为了左右两颊红得对称,沈鱼将右脸拼命地捏着,掐着,终于两边有了旗鼓相当的红。
逼仄的车内,让大脑缺氧的沈鱼精神有些萎靡,她干脆走了出来。
围着车,她不安地踱着步。
沈鱼时不时对着手机照了照自己的脸,脸上的红晕过于人工化。
今天,沈鱼的削肩上穿着淡沁绿V领针织衫,点缀着白色珍珠米粒的扣子。
下半身一条米色长裙紧紧将她的腰身塑成了石膏像。
她的脚下穿着一双平底鞋。
十点半的时候,监狱沉重的铁门打开了。
先是一双蓝白色的运动鞋踏了出来,随即是一双修长的腿。
沈鱼定定地站着。
眼神由那双鞋子的款式,上升到那身衣服,最后看到那人的脸。
江郁凌左右手提着两个包,站得笔直,硬硬地支撑着一身的骨骼。
他留着寸头,面色有些蜡黄,沧桑感清晰地斜切着他的面颊。
她一眼就认出他了。
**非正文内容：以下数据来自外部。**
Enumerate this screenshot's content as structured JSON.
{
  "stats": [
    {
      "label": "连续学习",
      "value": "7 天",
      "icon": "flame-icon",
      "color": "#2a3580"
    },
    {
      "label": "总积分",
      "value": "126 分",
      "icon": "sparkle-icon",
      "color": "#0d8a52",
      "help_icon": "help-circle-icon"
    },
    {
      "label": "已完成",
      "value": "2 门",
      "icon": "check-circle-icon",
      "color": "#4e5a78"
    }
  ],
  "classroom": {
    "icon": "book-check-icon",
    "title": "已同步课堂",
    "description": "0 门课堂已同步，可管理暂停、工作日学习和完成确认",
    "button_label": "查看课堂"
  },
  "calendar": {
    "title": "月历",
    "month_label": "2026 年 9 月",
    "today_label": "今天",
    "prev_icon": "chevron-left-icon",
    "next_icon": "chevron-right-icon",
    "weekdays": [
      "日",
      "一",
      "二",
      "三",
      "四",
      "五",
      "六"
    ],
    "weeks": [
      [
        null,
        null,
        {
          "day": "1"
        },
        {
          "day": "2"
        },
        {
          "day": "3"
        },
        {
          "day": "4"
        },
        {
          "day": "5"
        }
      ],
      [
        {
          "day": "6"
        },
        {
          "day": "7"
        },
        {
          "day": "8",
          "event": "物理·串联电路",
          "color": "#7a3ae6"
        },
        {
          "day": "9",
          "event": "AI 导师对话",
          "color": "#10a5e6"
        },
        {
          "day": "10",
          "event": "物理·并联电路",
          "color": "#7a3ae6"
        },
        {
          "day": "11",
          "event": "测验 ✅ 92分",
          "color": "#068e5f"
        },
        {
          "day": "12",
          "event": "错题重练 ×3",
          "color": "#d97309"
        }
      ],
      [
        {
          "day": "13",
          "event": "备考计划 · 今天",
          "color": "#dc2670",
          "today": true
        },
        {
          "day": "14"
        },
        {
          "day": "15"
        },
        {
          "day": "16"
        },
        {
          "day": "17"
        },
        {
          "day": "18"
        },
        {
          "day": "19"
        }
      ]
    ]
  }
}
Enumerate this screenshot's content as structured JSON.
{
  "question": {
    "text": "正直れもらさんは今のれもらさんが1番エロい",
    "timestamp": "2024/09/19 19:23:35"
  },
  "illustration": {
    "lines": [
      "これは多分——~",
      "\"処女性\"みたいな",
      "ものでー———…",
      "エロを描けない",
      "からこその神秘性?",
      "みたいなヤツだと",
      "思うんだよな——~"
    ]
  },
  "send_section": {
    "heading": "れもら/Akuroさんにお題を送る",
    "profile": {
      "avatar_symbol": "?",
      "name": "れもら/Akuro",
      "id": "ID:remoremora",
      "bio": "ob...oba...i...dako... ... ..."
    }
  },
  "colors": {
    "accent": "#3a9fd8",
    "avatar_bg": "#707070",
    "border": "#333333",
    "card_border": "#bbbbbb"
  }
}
是江郁凌。
他的眼睛里的光泽被长久的监狱生活磨秃了,不带什么情绪。
沈鱼瞬间有些乞乞缩缩的,胸前的丘壑起起伏伏,很不淡定。
跟江郁凌隔着平坦的七八米的距离,但是这么短的距离,沈鱼竟然走地一磕一碰一撞,心猿意马。
江郁凌在监狱待久了,就连医务室长着男人相的女医生都看得眉清目秀了,更何况出现在眼前的美人。
他不怀好意地看着沈鱼陡深的曲线,嘴角扯出了一丝邪笑。
沈鱼苍白清秀的脸上终于有了由内而外的绯红,再加上人工伪造的红晕,整张脸快成了桃花。
沈鱼什么都没有说,直接上手去接江郁凌手里的包。
她一眼看见了他左手小指缺了一截,露出的关节部分像是磨秃了的苍白的骰子。
“不得了了,光天化日之下,在监狱门口抢人包包。你这是什么程序都不想走,直接进去的节奏?”
江郁凌的声音里有特殊的沉淀的音调。
说完,江郁凌吹了个风骚的口哨。
眼前的女人是看着他从监狱大门走出来的,他用不着伪装成良民,掩人耳目。
沈鱼注意到了他说话时,下齿里的一个小黑洞。
明明进去的是一个少年郎,走出来的竟是一个残缺的痞子大叔。
不能怪他,监狱能是什么好地方。
关了那么久,出来人没疯,算是好的了。
只是江郁凌说话怎么一点都不带结巴。明明她亲耳听到过,他说话结结巴巴的。
况且林姐以及狱警也是这么说的。
“江,江学长,是我,沈,沈鱼。我,我是来,来接你出狱的。”沈鱼反倒成了口吃患者。
“沈鱼?”这个疑问的口气过于浓厚了。
不怪江郁凌的疑惑,沈鱼的外貌变化实在是太大了。
以前的沈鱼,总是披着一头秀发,厚厚的一把垂到了腰间。
一张玲珑有致的小脸上偶尔会长一两颗带有人间烟火气的青春痘。
总是用那双湿漉漉的大眼睛望进人的灵魂深处,让人不得不对她心软。
现在的沈鱼,人仿佛钝了些。那双妙目依旧碧清,只是把少女时代的古灵精怪抹去了大半。
江郁凌甚至怀疑,她连身高都缩水了。
“是,的。”她的回答有些忐忑。
“我怎么可能会忘记你。”江郁凌觉得手里的东西狠狠将他整个人往下坠着。
是啊,他怎么可能会忘记沈鱼,她可是他在监狱活下去的动力之一。
“你才出狱,肯定没有地方去。不知你是否愿意......”沈鱼斟酌着江郁凌的表情下话,见他的面色平静,接着,“是否愿意去我那里。”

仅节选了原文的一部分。